Le principali incertezze riguardano l’ambito di applicazione del punto 4(b) dell’Allegato III, in particolare se include i sistemi di AI che sono progettati per salvaguardare la salute e sicurezza dei lavoratori, piuttosto che monitorare il loro comportamento o prestazione, o per altre finalità specificate nella normativa.

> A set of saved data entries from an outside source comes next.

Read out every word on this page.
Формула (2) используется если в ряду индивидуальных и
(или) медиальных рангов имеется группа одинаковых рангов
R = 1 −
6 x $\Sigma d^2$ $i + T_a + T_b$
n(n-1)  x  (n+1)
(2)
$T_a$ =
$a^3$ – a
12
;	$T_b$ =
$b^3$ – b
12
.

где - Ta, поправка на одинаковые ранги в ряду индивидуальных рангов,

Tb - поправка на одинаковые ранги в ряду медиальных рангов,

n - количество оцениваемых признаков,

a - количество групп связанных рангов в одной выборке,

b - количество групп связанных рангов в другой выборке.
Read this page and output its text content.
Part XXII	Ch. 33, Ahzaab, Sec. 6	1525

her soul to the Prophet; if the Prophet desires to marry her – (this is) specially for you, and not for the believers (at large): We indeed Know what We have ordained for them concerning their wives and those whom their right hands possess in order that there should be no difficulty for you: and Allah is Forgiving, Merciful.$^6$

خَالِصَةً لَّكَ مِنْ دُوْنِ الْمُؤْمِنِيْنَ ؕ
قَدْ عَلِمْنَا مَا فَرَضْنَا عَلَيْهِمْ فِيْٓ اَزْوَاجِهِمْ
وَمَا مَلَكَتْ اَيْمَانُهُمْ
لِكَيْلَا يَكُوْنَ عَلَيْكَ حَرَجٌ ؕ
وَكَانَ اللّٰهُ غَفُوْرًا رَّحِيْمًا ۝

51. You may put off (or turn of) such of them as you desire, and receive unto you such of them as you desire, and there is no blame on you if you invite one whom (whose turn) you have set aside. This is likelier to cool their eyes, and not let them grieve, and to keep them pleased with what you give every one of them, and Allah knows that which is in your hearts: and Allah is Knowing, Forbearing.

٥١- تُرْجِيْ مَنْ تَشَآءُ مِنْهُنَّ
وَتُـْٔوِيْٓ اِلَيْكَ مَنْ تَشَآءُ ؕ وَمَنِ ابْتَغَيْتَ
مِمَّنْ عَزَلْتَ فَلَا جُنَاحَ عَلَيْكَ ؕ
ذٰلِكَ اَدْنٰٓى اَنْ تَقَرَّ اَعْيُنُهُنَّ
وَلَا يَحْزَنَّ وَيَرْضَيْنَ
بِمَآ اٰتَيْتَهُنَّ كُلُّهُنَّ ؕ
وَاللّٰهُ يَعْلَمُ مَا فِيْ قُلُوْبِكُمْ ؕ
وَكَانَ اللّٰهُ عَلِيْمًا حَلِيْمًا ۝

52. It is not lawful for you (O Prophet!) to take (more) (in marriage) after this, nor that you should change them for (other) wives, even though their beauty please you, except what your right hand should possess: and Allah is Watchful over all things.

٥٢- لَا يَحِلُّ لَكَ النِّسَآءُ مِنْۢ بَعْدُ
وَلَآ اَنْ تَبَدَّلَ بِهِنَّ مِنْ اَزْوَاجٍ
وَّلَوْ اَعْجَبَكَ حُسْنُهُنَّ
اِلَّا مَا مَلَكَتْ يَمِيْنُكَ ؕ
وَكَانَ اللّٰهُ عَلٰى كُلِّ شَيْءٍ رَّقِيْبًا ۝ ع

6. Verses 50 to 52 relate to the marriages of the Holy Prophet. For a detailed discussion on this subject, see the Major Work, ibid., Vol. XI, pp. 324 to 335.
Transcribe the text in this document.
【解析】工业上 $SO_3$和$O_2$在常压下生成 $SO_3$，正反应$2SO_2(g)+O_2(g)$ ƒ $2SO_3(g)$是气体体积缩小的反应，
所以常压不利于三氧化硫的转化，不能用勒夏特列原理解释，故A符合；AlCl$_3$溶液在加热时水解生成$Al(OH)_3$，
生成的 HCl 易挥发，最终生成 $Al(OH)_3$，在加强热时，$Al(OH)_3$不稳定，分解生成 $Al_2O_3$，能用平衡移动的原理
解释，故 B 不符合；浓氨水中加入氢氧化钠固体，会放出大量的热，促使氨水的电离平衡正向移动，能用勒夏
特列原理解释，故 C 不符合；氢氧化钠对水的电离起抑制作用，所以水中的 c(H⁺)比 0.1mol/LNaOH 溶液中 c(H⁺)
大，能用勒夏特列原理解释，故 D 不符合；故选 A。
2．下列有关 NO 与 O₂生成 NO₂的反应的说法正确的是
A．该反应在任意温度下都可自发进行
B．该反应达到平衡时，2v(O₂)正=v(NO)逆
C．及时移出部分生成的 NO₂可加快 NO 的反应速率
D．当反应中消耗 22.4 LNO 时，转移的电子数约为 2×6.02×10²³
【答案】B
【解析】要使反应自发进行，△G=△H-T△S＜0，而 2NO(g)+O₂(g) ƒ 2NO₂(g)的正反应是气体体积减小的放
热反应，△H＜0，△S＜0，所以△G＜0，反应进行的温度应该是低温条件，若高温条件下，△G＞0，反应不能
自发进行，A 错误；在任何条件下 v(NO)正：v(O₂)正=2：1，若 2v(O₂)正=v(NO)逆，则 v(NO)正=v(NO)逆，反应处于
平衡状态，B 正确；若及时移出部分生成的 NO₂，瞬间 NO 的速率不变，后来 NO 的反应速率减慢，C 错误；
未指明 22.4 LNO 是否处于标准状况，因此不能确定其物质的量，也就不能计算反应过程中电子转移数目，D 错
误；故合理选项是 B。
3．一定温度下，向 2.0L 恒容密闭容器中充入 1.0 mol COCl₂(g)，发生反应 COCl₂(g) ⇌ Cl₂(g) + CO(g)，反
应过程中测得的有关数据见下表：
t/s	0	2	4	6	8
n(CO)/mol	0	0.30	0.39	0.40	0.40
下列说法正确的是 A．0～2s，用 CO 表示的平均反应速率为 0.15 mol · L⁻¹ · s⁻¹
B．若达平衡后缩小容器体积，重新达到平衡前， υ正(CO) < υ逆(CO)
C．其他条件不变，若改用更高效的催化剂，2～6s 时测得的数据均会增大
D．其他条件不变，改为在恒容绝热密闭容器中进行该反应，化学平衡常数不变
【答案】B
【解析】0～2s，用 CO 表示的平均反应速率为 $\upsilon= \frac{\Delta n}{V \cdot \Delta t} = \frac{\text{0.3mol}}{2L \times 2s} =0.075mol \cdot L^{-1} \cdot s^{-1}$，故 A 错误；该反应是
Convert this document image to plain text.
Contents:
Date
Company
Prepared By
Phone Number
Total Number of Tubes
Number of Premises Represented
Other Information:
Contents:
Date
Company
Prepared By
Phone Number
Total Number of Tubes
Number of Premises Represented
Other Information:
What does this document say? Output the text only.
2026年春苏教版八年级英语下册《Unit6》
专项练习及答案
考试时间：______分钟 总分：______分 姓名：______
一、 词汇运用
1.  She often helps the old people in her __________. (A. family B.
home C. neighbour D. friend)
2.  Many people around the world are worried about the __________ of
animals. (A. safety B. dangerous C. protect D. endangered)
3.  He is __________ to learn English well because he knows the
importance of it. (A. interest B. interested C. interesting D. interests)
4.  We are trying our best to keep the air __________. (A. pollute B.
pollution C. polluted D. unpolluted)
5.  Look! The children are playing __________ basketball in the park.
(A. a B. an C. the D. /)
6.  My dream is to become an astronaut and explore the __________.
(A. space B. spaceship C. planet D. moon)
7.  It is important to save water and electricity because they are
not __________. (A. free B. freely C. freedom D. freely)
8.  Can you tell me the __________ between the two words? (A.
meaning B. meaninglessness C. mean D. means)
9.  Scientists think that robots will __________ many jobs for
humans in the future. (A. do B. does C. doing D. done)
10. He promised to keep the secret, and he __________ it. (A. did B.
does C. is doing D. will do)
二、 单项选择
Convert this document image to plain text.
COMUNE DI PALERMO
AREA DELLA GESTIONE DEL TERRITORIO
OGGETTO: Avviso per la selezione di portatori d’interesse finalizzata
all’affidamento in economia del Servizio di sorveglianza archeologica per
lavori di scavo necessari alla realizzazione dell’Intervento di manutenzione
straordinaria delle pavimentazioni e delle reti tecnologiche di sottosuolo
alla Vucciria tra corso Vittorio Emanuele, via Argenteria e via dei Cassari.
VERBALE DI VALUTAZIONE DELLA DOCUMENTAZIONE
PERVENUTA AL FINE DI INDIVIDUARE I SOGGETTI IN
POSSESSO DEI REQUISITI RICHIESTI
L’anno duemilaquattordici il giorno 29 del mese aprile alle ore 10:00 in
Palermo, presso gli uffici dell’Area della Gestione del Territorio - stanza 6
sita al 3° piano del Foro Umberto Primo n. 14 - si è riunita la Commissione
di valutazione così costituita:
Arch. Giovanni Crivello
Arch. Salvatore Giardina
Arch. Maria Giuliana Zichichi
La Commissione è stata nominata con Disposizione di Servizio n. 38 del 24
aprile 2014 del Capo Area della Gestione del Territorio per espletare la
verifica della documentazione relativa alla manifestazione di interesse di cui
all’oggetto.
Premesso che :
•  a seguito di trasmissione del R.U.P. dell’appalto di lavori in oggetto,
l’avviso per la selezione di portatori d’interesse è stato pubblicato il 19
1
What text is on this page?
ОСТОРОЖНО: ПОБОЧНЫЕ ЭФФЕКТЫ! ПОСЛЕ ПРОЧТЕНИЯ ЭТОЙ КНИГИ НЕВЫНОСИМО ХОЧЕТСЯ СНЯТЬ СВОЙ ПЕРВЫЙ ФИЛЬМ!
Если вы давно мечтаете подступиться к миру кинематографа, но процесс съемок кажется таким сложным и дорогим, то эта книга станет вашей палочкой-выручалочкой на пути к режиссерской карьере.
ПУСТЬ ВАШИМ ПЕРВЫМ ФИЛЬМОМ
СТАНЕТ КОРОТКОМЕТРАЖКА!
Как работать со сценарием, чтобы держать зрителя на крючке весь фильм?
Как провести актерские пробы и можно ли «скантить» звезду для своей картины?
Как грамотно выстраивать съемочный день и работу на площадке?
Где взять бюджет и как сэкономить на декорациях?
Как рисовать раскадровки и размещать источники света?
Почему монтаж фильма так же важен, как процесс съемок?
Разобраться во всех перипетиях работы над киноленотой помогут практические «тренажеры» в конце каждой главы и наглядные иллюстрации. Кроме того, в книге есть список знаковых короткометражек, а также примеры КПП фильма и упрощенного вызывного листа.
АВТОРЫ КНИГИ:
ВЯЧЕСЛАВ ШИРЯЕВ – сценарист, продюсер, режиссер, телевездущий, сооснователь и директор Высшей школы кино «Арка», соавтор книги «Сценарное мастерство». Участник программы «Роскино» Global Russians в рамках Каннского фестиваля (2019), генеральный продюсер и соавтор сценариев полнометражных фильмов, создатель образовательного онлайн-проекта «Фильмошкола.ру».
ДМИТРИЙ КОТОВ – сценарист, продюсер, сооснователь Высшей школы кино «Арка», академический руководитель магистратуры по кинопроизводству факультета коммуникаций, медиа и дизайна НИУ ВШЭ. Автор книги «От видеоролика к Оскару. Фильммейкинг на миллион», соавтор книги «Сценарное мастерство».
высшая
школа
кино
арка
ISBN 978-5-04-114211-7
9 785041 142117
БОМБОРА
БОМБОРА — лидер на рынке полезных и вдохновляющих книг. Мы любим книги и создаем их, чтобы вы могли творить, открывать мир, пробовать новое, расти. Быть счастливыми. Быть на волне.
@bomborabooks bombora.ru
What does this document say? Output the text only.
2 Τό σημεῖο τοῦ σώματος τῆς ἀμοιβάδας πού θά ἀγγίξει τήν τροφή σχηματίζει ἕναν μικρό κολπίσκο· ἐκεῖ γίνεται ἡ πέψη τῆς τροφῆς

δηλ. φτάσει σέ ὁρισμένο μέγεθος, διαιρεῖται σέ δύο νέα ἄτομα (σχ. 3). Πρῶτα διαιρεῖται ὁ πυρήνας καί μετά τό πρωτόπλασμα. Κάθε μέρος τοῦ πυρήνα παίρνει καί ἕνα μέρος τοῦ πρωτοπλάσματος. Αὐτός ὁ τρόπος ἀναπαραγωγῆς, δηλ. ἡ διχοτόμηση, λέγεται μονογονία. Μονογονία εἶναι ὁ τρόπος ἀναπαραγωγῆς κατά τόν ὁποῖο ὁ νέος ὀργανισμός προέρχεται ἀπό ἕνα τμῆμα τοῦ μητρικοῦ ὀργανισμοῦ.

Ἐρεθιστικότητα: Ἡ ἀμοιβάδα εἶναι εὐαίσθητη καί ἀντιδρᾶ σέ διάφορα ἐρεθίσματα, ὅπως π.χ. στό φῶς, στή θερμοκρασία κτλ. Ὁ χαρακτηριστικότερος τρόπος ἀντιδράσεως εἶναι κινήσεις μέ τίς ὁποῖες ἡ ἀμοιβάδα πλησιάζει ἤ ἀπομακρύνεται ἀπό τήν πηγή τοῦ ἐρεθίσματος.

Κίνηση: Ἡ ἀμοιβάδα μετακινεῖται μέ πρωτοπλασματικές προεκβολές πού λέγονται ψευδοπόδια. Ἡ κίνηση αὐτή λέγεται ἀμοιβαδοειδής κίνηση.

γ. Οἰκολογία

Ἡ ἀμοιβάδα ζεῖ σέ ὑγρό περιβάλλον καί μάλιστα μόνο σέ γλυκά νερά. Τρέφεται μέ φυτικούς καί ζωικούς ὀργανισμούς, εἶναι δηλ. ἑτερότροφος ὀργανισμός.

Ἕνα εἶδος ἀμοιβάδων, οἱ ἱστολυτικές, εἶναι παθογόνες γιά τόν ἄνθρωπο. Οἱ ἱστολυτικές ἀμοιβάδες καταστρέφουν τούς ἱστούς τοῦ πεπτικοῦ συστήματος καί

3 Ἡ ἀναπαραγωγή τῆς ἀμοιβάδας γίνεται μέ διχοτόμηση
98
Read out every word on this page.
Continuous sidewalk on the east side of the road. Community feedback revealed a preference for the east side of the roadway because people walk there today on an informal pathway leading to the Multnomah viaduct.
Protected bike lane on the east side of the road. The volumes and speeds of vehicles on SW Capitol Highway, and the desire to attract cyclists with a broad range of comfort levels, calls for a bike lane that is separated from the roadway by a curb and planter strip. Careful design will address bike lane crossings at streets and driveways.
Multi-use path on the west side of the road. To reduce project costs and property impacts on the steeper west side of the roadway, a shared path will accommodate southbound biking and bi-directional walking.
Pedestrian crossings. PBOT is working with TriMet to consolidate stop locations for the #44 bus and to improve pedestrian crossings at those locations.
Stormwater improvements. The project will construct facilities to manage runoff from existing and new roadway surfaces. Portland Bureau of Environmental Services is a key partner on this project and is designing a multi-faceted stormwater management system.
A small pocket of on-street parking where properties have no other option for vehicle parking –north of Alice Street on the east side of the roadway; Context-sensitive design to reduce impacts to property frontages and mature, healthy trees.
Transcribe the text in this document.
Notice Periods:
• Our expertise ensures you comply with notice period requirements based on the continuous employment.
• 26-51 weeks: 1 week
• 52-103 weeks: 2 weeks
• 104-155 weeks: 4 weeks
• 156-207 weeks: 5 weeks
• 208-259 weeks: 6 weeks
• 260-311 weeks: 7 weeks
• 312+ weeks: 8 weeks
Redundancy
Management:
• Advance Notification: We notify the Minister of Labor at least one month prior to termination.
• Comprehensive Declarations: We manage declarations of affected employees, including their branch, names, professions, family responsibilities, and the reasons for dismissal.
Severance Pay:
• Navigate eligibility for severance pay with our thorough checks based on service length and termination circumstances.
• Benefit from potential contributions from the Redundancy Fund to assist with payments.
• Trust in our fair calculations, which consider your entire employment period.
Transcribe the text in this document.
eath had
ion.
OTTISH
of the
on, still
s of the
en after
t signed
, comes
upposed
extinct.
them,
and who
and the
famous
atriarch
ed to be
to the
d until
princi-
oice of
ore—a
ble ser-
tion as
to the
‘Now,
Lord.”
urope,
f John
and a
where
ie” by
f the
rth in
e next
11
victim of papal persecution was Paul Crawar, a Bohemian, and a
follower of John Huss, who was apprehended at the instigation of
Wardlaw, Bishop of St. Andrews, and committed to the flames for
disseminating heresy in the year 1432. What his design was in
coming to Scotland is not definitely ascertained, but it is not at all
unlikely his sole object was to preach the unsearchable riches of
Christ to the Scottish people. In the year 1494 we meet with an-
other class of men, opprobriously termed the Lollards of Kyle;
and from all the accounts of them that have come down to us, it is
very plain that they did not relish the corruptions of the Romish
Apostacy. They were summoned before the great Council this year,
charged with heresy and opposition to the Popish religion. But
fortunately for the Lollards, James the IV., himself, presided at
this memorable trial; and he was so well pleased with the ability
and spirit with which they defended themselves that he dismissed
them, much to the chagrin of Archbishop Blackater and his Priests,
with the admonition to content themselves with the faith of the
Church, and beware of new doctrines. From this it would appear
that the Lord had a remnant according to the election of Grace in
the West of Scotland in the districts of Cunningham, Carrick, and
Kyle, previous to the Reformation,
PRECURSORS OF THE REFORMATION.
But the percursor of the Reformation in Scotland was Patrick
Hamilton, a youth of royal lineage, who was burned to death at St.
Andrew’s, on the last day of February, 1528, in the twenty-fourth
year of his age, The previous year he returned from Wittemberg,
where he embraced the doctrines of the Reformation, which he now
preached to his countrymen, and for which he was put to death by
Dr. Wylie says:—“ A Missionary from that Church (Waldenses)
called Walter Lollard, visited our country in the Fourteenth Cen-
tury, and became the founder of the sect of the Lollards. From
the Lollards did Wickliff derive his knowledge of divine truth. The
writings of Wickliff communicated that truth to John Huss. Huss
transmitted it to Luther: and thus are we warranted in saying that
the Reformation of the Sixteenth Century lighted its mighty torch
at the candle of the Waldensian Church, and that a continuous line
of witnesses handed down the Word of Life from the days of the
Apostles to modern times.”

La ricerca, la progettazione e l’impiego di tali sistemi sul luogo di lavoro stanno diventando sempre più diffusi. Purtroppo, però, finora i policy-makers europei non hanno approfondito questo tema, concentrando la loro attenzione sui rischi associati a pratiche di AI che rientrano precipuamente nel concetto di algorithmic management. Sono quindi necessarie ulteriori ricerche e chiarificazioni a livello istituzionale per chiarire questa complessa e, al contempo, delicatissima questione.